Il che non dovrebbe significare l'accettazione di unità frettolose e definizioni stilistiche incoerenti, tanto meno il loro accentramento nella figura individuale del regista. La responsabilità creativa e la paternità sono cose che non dovrebbero essere mescolate. Il discorso che afferma la nozione di autore come qualcosa “già visto” e obsoleto è estremamente dannoso per l'arte e, in particolare, per lo studio dell'opera cinematografica. Come buona parte dell'eredità che ci arriva da 30 anni fa, nella smania di radicalizzare il discorso libertario, finisce per negarci la possibilità di affermare quella stessa libertà di fronte alla creazione artistica come alterità, diluendo la dimensione personale dello spettatore e quella dell'artista come intenzione e volontà del soggetto che si china sulla materia.

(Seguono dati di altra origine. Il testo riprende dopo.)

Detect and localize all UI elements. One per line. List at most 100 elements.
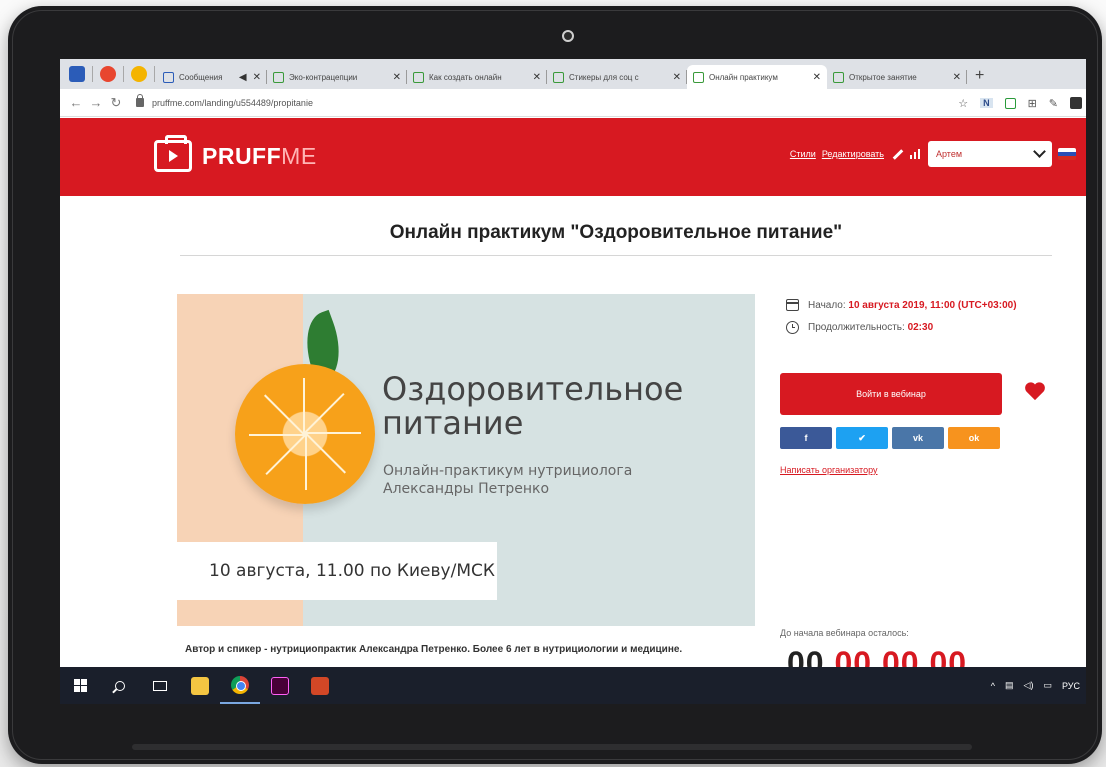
- twitter-icon: ✔: [858, 432, 866, 443]
- twitter-share-button[interactable]: ✔: [836, 427, 888, 449]
- tab-title: Эко-контрацепции: [289, 72, 358, 82]
- notion-extension-icon[interactable]: N: [980, 98, 993, 108]
- extension-icon[interactable]: [1070, 97, 1082, 109]
- heart-icon[interactable]: [1024, 381, 1046, 401]
- close-icon[interactable]: ✕: [393, 72, 401, 83]
- stats-icon[interactable]: [910, 149, 920, 159]
- tab-how-to-create[interactable]: Как создать онлайн ✕: [407, 65, 547, 89]
- vk-share-button[interactable]: vk: [892, 427, 944, 449]
- logo-text: PRUFFME: [202, 143, 317, 170]
- duration-value: 02:30: [907, 321, 934, 333]
- powerpoint-icon: [311, 676, 329, 695]
- divider: [180, 255, 1052, 256]
- banner-date: 10 августа, 11.00 по Киеву/МСК: [177, 542, 497, 600]
- edit-link[interactable]: Редактировать: [822, 149, 884, 159]
- windows-icon: [73, 679, 87, 692]
- xd-taskbar-button[interactable]: [260, 667, 300, 704]
- author-description: Автор и спикер - нутрициопрактик Алексан…: [185, 644, 683, 655]
- eyedropper-icon[interactable]: ✎: [1049, 97, 1058, 110]
- pruffme-extension-icon[interactable]: [1004, 97, 1016, 109]
- powerpoint-taskbar-button[interactable]: [300, 667, 340, 704]
- write-organizer-link[interactable]: Написать организатору: [780, 465, 878, 475]
- site-header: PRUFFME Стили Редактировать Артем: [60, 118, 1086, 196]
- banner-title-line: Оздоровительное: [382, 370, 684, 408]
- task-view-icon: [153, 680, 167, 691]
- pencil-icon[interactable]: [892, 148, 904, 160]
- extension-icon[interactable]: ⊞: [1028, 97, 1037, 110]
- vk-icon: vk: [912, 433, 923, 443]
- banner-subtitle: Онлайн-практикум нутрициолога Александры…: [383, 462, 632, 498]
- russian-flag-icon[interactable]: [1058, 148, 1076, 160]
- user-name: Артем: [936, 149, 963, 159]
- chevron-down-icon: [1033, 145, 1046, 158]
- webcam-icon: [562, 30, 574, 42]
- tab-eco[interactable]: Эко-контрацепции ✕: [267, 65, 407, 89]
- close-icon[interactable]: ✕: [673, 72, 681, 83]
- photo-background: Сообщения ◀ ✕ Эко-контрацепции ✕ Как соз…: [0, 0, 1106, 767]
- extensions-area: ☆ N ⊞ ✎: [958, 89, 1086, 117]
- header-controls: Стили Редактировать Артем: [784, 141, 1076, 167]
- chrome-taskbar-button[interactable]: [220, 667, 260, 704]
- task-view-button[interactable]: [140, 667, 180, 704]
- pruffme-favicon-icon: [553, 71, 564, 83]
- pruffme-logo[interactable]: PRUFFME: [154, 135, 317, 172]
- chevron-up-icon[interactable]: ^: [991, 681, 995, 691]
- back-icon[interactable]: ←: [66, 95, 86, 110]
- drive-icon[interactable]: [131, 66, 147, 82]
- ok-share-button[interactable]: ok: [948, 427, 1000, 449]
- calendar-icon: [786, 299, 799, 311]
- network-icon[interactable]: ▤: [1005, 680, 1014, 691]
- pruffme-favicon-icon: [273, 71, 284, 83]
- vivaldi-icon[interactable]: [100, 66, 116, 82]
- url-field[interactable]: pruffme.com/landing/u554489/propitanie: [152, 98, 313, 108]
- speaker-icon: ◀: [238, 71, 247, 83]
- banner-title: Оздоровительное питание: [382, 372, 683, 440]
- facebook-icon: f: [804, 433, 808, 443]
- close-icon[interactable]: ✕: [533, 72, 541, 83]
- logo-accent: ME: [281, 142, 317, 169]
- join-webinar-button[interactable]: Войти в вебинар: [780, 373, 1002, 415]
- reload-icon[interactable]: ↻: [106, 95, 126, 111]
- countdown-label: До начала вебинара осталось:: [780, 628, 909, 638]
- laptop-hinge: [132, 744, 972, 750]
- new-tab-button[interactable]: +: [975, 67, 984, 85]
- bookmark-star-icon[interactable]: ☆: [958, 97, 968, 110]
- styles-link[interactable]: Стили: [790, 149, 816, 159]
- tab-webinar-active[interactable]: Онлайн практикум ✕: [687, 65, 827, 89]
- odnoklassniki-icon: ok: [968, 433, 980, 443]
- start-label: Начало:: [808, 299, 846, 311]
- tab-messages[interactable]: Сообщения ◀ ✕: [157, 65, 267, 89]
- forward-icon[interactable]: →: [86, 95, 106, 110]
- tab-separator: [123, 66, 124, 82]
- trello-icon[interactable]: [69, 66, 85, 82]
- start-row: Начало: 10 августа 2019, 11:00 (UTC+03:0…: [786, 295, 1017, 315]
- language-indicator[interactable]: РУС: [1062, 681, 1080, 691]
- folder-icon: [191, 676, 209, 695]
- pruffme-favicon-icon: [413, 71, 424, 83]
- close-icon[interactable]: ✕: [953, 72, 961, 83]
- banner-subtitle-line: Онлайн-практикум нутрициолога: [383, 463, 633, 479]
- screen: Сообщения ◀ ✕ Эко-контрацепции ✕ Как соз…: [60, 59, 1086, 704]
- facebook-share-button[interactable]: f: [780, 427, 832, 449]
- adobe-xd-icon: [271, 676, 289, 695]
- close-icon[interactable]: ✕: [253, 72, 261, 83]
- start-value: 10 августа 2019, 11:00 (UTC+03:00): [848, 299, 1017, 311]
- tab-title: Открытое занятие: [849, 72, 917, 82]
- webinar-banner: Оздоровительное питание Онлайн-практикум…: [177, 294, 755, 626]
- tab-separator: [92, 66, 93, 82]
- logo-tv-icon: [154, 135, 192, 172]
- tab-title: Сообщения: [179, 72, 223, 82]
- keyboard-icon[interactable]: ▭: [1043, 680, 1052, 691]
- share-buttons: f ✔ vk ok: [780, 427, 1000, 449]
- file-explorer-button[interactable]: [180, 667, 220, 704]
- tab-open-lesson[interactable]: Открытое занятие ✕: [827, 65, 967, 89]
- start-button[interactable]: [60, 667, 100, 704]
- tab-stickers[interactable]: Стикеры для соц с ✕: [547, 65, 687, 89]
- volume-icon[interactable]: ◁): [1024, 680, 1034, 691]
- windows-taskbar: ^ ▤ ◁) ▭ РУС: [60, 667, 1086, 704]
- user-dropdown[interactable]: Артем: [928, 141, 1052, 167]
- pruffme-favicon-icon: [833, 71, 844, 83]
- lock-icon[interactable]: [136, 94, 144, 107]
- search-button[interactable]: [100, 667, 140, 704]
- close-icon[interactable]: ✕: [813, 72, 821, 83]
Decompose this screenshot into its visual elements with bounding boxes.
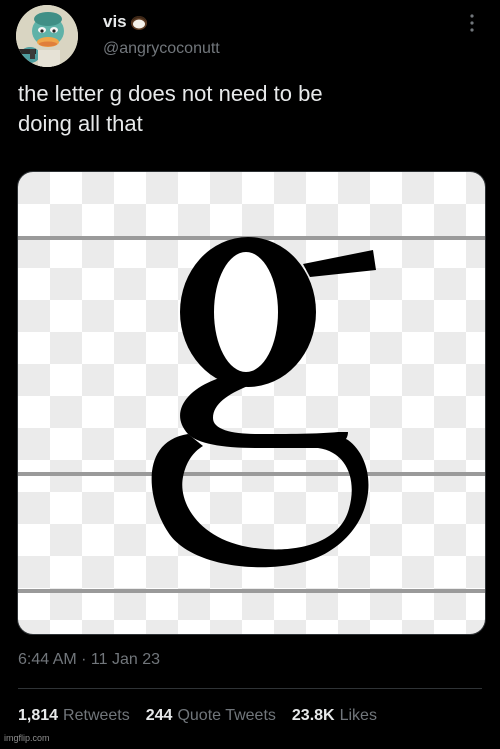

*Fernao Pessoa Ramos, sociologo, è professore all'Istituto d'Arte dell'UNICAMP. Autore, tra gli altri libri, di Ma dopotutto... cos'è esattamente un documentario? (Senac-SP).
Originariamente pubblicato sulla rivista Immagini, no. 5, nel 1995 (Unicamp).
Riferimento
Jean Claude Bernardet. L'autore nel cinema – La politica degli autori: Francia, Brasile negli anni '50 e '60. 2°. Edizione. San Paolo, Sesc, 2018.